В русской кухне издавна технологический процесс сводился к варке или к выпеканию продуктов в русской печи (жарение было заимствовано у татар позднее), причем обе эти операции велись обязательно раздельно. То, что было предназначено для варки, отваривалось с начала и до конца; то, что было предназначено для печения, только пеклось. Таким образом, народная русская кухня не знала ни что такое комбинирование продуктов, ни что такое комбинированная — совмещенная или двойная тепловая обработка. Вся тепловая обработка сводилась к нагреву блюда теплом русской печи, и это тепло могло быть трех степеней — «до хлебов», «после хлебов», «на вольном духу», — но всегда без непосредственного контакта посуды с огнем, только через посредство толстого слоя раскаленных кирпичей. Температура при этом могла быть все время постоянной, на одном уровне, либо падающей, убывающей, если лечь постепенно остывала, но никогда не бывала возрастающей, что мы имеем при наплитном приготовлении. Оттого и кушанья старой русской кухни получались скорее томлеными или полутомлеными, полутушеными и приобретали совершенно особый вкус. Поэтому русская печь (а точнее, создаваемые ею температурные условия) придавала народным блюдам то своеобразие, без которого они многое теряют. Многие кушанья старой русской кухни не производят должного впечатления, когда их готовят в иных температурных условиях, при современных способах нагрева. Утрата русской печи привела к ухудшению вкуса блюд народной кухни и даже к исчезновению целого ряда кушаний из обихода. Введение наплитного приготовления в кухне высших классов способствовало заимствованию новых технологических приемов и вместе с ними блюд западноевропейской кухни, а также реформированию блюд старой русской кухни, приспособлению их к новой технологии. Такое направление помогло спасти от забвения целый ряд блюд старинной русской кухни, но все же не смогло сохранить своеобразия их национального вкуса. Это обстоятельство надо иметь в виду, ибо, несмотря на все поварское искусство и самое скрупулезное следование классическим рецептам, невозможно преодолеть различие во вкусе между русскими блюдами XIX века и современными русскими блюдами, приготовляемыми на плите.
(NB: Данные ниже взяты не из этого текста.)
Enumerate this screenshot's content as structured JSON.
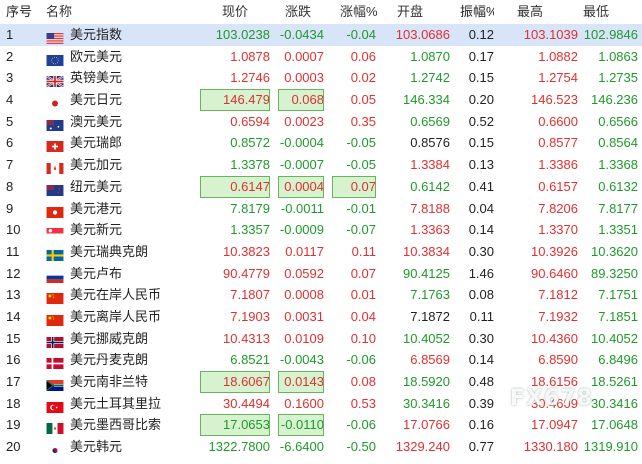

Советская кухня[20]. Советская кухня сложилась не сразу. За сравнительно небольшой отрезок времени в семь десятилетий она пережила по крайней мере пять этапов, отражая историю социально–экономического развития страны. Вместе с тем в советской кухне нашли отражение и общие исторические тенденции, проявившиеся в русской кухне на рубеже XIX и XX веков: вбирание в себя всего лучшего, что было в региональных кухнях русского народа на отдаленных от Москвы и Ленинграда окраинах государства.
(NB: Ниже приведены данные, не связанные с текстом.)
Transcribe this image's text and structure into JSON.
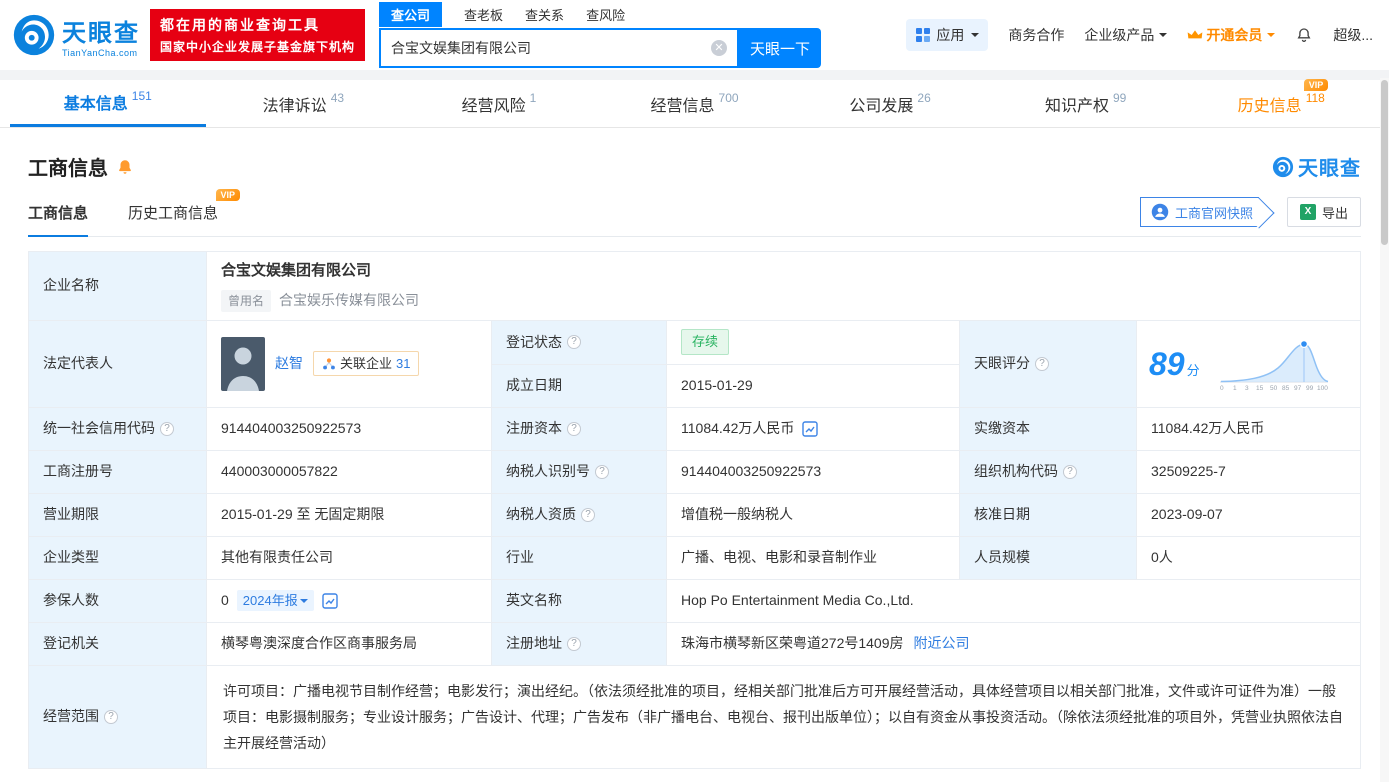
{
  "header": {
    "logo": {
      "name": "天眼查",
      "domain": "TianYanCha.com"
    },
    "promo": {
      "line1": "都在用的商业查询工具",
      "line2": "国家中小企业发展子基金旗下机构"
    },
    "search": {
      "tabs": {
        "company": "查公司",
        "boss": "查老板",
        "relation": "查关系",
        "risk": "查风险"
      },
      "value": "合宝文娱集团有限公司",
      "button": "天眼一下"
    },
    "nav": {
      "apps": "应用",
      "cooperation": "商务合作",
      "enterprise": "企业级产品",
      "vip": "开通会员",
      "super": "超级..."
    }
  },
  "tabs": {
    "basic": {
      "label": "基本信息",
      "count": "151"
    },
    "legal": {
      "label": "法律诉讼",
      "count": "43"
    },
    "risk": {
      "label": "经营风险",
      "count": "1"
    },
    "operation": {
      "label": "经营信息",
      "count": "700"
    },
    "development": {
      "label": "公司发展",
      "count": "26"
    },
    "ip": {
      "label": "知识产权",
      "count": "99"
    },
    "history": {
      "label": "历史信息",
      "count": "118",
      "vip": "VIP"
    }
  },
  "section": {
    "title": "工商信息",
    "brand": "天眼查",
    "subtab_current": "工商信息",
    "subtab_history": "历史工商信息",
    "vip": "VIP",
    "snapshot": "工商官网快照",
    "export": "导出"
  },
  "info": {
    "company_name": {
      "label": "企业名称",
      "value": "合宝文娱集团有限公司",
      "former_label": "曾用名",
      "former": "合宝娱乐传媒有限公司"
    },
    "legal_rep": {
      "label": "法定代表人",
      "name": "赵智",
      "related_label": "关联企业",
      "related_count": "31"
    },
    "reg_status": {
      "label": "登记状态",
      "value": "存续"
    },
    "establish_date": {
      "label": "成立日期",
      "value": "2015-01-29"
    },
    "score": {
      "label": "天眼评分",
      "value": "89",
      "unit": "分",
      "axis": [
        "0",
        "1",
        "3",
        "15",
        "50",
        "85",
        "97",
        "99",
        "100"
      ]
    },
    "credit_code": {
      "label": "统一社会信用代码",
      "value": "914404003250922573"
    },
    "reg_capital": {
      "label": "注册资本",
      "value": "11084.42万人民币"
    },
    "paid_capital": {
      "label": "实缴资本",
      "value": "11084.42万人民币"
    },
    "reg_number": {
      "label": "工商注册号",
      "value": "440003000057822"
    },
    "tax_number": {
      "label": "纳税人识别号",
      "value": "914404003250922573"
    },
    "org_code": {
      "label": "组织机构代码",
      "value": "32509225-7"
    },
    "business_term": {
      "label": "营业期限",
      "value": "2015-01-29 至 无固定期限"
    },
    "taxpayer_quality": {
      "label": "纳税人资质",
      "value": "增值税一般纳税人"
    },
    "approval_date": {
      "label": "核准日期",
      "value": "2023-09-07"
    },
    "company_type": {
      "label": "企业类型",
      "value": "其他有限责任公司"
    },
    "industry": {
      "label": "行业",
      "value": "广播、电视、电影和录音制作业"
    },
    "staff_size": {
      "label": "人员规模",
      "value": "0人"
    },
    "insured": {
      "label": "参保人数",
      "value": "0",
      "report": "2024年报"
    },
    "english_name": {
      "label": "英文名称",
      "value": "Hop Po Entertainment Media Co.,Ltd."
    },
    "reg_authority": {
      "label": "登记机关",
      "value": "横琴粤澳深度合作区商事服务局"
    },
    "reg_address": {
      "label": "注册地址",
      "value": "珠海市横琴新区荣粤道272号1409房",
      "nearby": "附近公司"
    },
    "business_scope": {
      "label": "经营范围",
      "value": "许可项目：广播电视节目制作经营；电影发行；演出经纪。（依法须经批准的项目，经相关部门批准后方可开展经营活动，具体经营项目以相关部门批准，文件或许可证件为准）一般项目：电影摄制服务；专业设计服务；广告设计、代理；广告发布（非广播电台、电视台、报刊出版单位）；以自有资金从事投资活动。（除依法须经批准的项目外，凭营业执照依法自主开展经营活动）"
    }
  }
}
Значительный толчок развитию этой тенденции дала уже Первая мировая война 1914—1918 годов, сильное влияние оказали революция 1917 года и Гражданская война 1918—1922 годов. Миллионы людей, всю жизнь проживших на одном месте, впервые оказались в другом, часто инонациональном районе страны, соприкасались с совершенно иным бытом, незнакомой им кухней, непривычными для них продуктами. Чего стоили только перемещения солдатской массы с востока на запад, а затем гигантская волна демобилизованных в обратном направлении через всю страну. Достаточно назвать такие миграции гражданского населения, как поток беженцев из западных губерний (Прибалтика, Белоруссия) в Центральную Россию в 1918 году в связи с наступлением немцев; выезд в 1920—1921 годы голодающего населения Поволжья на Украину, а городского населения промышленных центров России в Среднюю Азию за хлебом; возвращение ссыльных и участников борьбы за Советскую власть в Сибири и на Дальнем Востоке в европейскую часть России в 1917 и в 1921 — 1922 годы.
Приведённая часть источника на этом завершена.